Aside from speed of listing and selling, operational excellence also matters when it comes to numerous other parts of the value chain such as cost efficient customer acquisition, customer service or HR (Opendoor employs over 650 people). Given the decentralised nature of the business, iBuyers need to be able to then manage these best practises not just in their HQ but across different markets in which they operate.
Operational excellence also becomes apparent when launching new products, for example finance solutions and services for property buyers . Efficiently managing these processes can often make the decisive competitive advantage.
Final Remarks
iBuyers remove the friction and uncertainty in a property transaction and make selling a home a commodity. We obviously recognise that that the iBuyer model bears a high degree of market and inventory risk as well as operational challenges. They are also generally speaking, more suitable for markets with homogenous properties that show a high level of liquidity. If I were to predict the way people buy and sell properties 10 years from now, I’d say we will therefore end up with two types of brokerage models:
1. In markets with diverse and heterogeneous homes, where predicting prices and matching buyers with sellers are complex, we will see data driven hybrid models prevail. Data and predictive analytics will become crucial to anticipate, identify and match buyers and sellers efficiently. At the same time, customers will want human input and experience when it comes to analysing the respective data. New York is a good example for such a market: flats in large buildings differ floor by floor, with penthouses, condominiums, studio flats, etc. Refurbishments are less common and homeowners are often financial savvy, typically less worried about speed of the transaction and instead focused on achieving the highest possible price. The classic iBuyer model, in particular Buy, Refurb and Resale businesses like Opendoor, won’t succeed here. Instead we will see software-powered real estate brokerages like NY based Triplemint dominate the market.

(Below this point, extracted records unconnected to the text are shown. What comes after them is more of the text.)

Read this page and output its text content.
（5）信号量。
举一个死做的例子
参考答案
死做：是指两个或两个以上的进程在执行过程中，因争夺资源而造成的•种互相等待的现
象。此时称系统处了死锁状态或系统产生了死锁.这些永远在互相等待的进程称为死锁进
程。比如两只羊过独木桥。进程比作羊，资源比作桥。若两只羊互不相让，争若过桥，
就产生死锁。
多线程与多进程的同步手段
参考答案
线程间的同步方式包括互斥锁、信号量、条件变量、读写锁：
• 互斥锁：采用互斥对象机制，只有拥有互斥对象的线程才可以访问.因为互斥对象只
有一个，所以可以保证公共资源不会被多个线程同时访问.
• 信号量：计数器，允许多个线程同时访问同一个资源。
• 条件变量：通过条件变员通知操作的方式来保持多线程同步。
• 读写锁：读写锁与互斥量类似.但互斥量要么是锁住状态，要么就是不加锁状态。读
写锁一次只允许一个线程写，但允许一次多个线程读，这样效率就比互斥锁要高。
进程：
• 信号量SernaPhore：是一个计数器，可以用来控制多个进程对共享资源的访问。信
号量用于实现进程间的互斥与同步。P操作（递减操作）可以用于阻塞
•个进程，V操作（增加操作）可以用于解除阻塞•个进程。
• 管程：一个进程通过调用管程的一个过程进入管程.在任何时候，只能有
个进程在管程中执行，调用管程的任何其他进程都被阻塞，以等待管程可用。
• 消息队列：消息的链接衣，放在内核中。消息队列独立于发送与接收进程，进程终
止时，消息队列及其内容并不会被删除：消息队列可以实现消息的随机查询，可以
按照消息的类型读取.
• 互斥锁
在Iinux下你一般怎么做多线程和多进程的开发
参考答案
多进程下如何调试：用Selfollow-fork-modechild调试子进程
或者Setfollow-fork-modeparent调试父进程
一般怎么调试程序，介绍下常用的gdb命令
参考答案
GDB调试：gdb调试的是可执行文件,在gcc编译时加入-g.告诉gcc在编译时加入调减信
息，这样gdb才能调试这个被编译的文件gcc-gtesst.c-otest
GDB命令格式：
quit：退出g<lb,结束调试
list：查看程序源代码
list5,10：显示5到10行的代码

2. In cities where homes are homogenous, buying and selling properties should be frictionless and with as little human interference as possible. There won’t be space for traditional estate agents or even online hybrid models anymore. The purchase and the sale of a property will be done by the click of a button. iBuyers will be the dominant form of buying and selling homes. Technology will support customers on these platforms for example with augmented reality for remote viewings. iBuyers will also help home buyers with financing solutions at the click of a button, facilitating even faster turnaround time of the inventory.
Let’s see what the future brings. As in every industry, in the end, it is always the customers who decide which companies succeed.
Loric Ventures is a FinTech & PropTech focused early stage fund and investor in Nested and Properly, as well as Triplemint, all mentioned throughout this post.